Fossils of trilobites are found en masse and usually under larger animals, with their old shells, which suggest that they may stick together as they are more vulnerable in their soft shell state.

Gay Marriage Bans Linked to rise in HIV Rate
In the US, it has been found that an intolerant society towards gay marriage, can raise HIV infection by about 4 in 100,000 people. The study used data from the General Social Survey (GSS) which tracked attitudes in America over the past 4 decades.

The overall data found that from 1970-1990 as tolerance increased, there was a 1 per 100,000 people decrease in HIV cases, and when laws were passed to allow gay marriage, there was a dip in the number of cases, by 4 in 100,000 people.

Mialon, the economist who did the study stated that “intolerance is deadly, Bans on Gay Marriage codify intolerance, causing more people to shift to underground sexual behaviours that carry more risk.

Logging online Prevents Teens from Logging OFF.
According to the University of Alberta researchers, teenagers aren’t going to councillors or calling the youth hotlines, but instead going online for emotional support. The University had set up an anonymous thread site, where teenagers could go onto talk about how they were feeling.

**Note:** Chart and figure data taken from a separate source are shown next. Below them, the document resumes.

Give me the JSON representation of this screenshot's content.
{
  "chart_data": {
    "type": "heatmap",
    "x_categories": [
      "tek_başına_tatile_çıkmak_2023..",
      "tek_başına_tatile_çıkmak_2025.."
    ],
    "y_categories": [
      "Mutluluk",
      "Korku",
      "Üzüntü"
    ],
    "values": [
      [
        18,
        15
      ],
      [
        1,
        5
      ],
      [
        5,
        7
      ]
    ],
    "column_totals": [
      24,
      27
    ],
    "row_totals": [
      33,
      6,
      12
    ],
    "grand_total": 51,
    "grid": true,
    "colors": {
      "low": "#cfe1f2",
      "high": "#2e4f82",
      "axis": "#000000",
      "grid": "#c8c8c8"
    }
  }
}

Volunteers monitored the site, leaving encouraging messages, and found that students were leaving encouraging messages for each other. The study also found that teenagers who previously logged onto the dite for support started writing support for others, and shows the power of an online community to be a meaningful peer-based support system.

Not edible, but soup news
The discovery of a salty, acidic soup that could have supported life on Mars was named Breakthrough of the Year by Science in 2004. The researchers from NASA, who discovered the breakthrough, used their soup-a finding to suggest that Mars was once a wet, warm place and could have been capable of supporting life billions of years ago. The Opportunity rover found a bedrock at Eagle crater on Meridiani Planum that suggests a cyclical wet-and-dry history. But four years later, in 2008 a new analysis of the Martian soup suggested that the water was too salty to support life as we know it.

New Galaxy on a feeding frenzy
Astronomers from the Carnegie Insitution for Science in Pasadena, California, have discovered a giant parcel of gas and stars that is about half the diameter of the milky way and is about 12.9 billion light years away from earth

This object is thought to have been formed about 800 million years after the big bang, which is estimated to be about 6% of the universes current age. The blob is at the stage of feeding frenzy, taking in gases around it. It is not certain whether this is a new galaxy or if the glowing object is gas heated by a supermassive black hole at the center of a galaxy.

No more whining
Low to moderate drinking of red wine reduces causes of mortality, says a new study from the University of Queensland. Researchers reviewed recent findings on polyphenols found in red wine. Data will be published in the September issue of Alcoholism: Clinical & Experimental Research; the review is also available at Early View. The breadth of benefits found in the mixture of bioactive compounds in red wine includes cancer prevention, protection of the heart and brain from damage, reducing age-related diseases such as inflammation, reversing diabetes and obesity.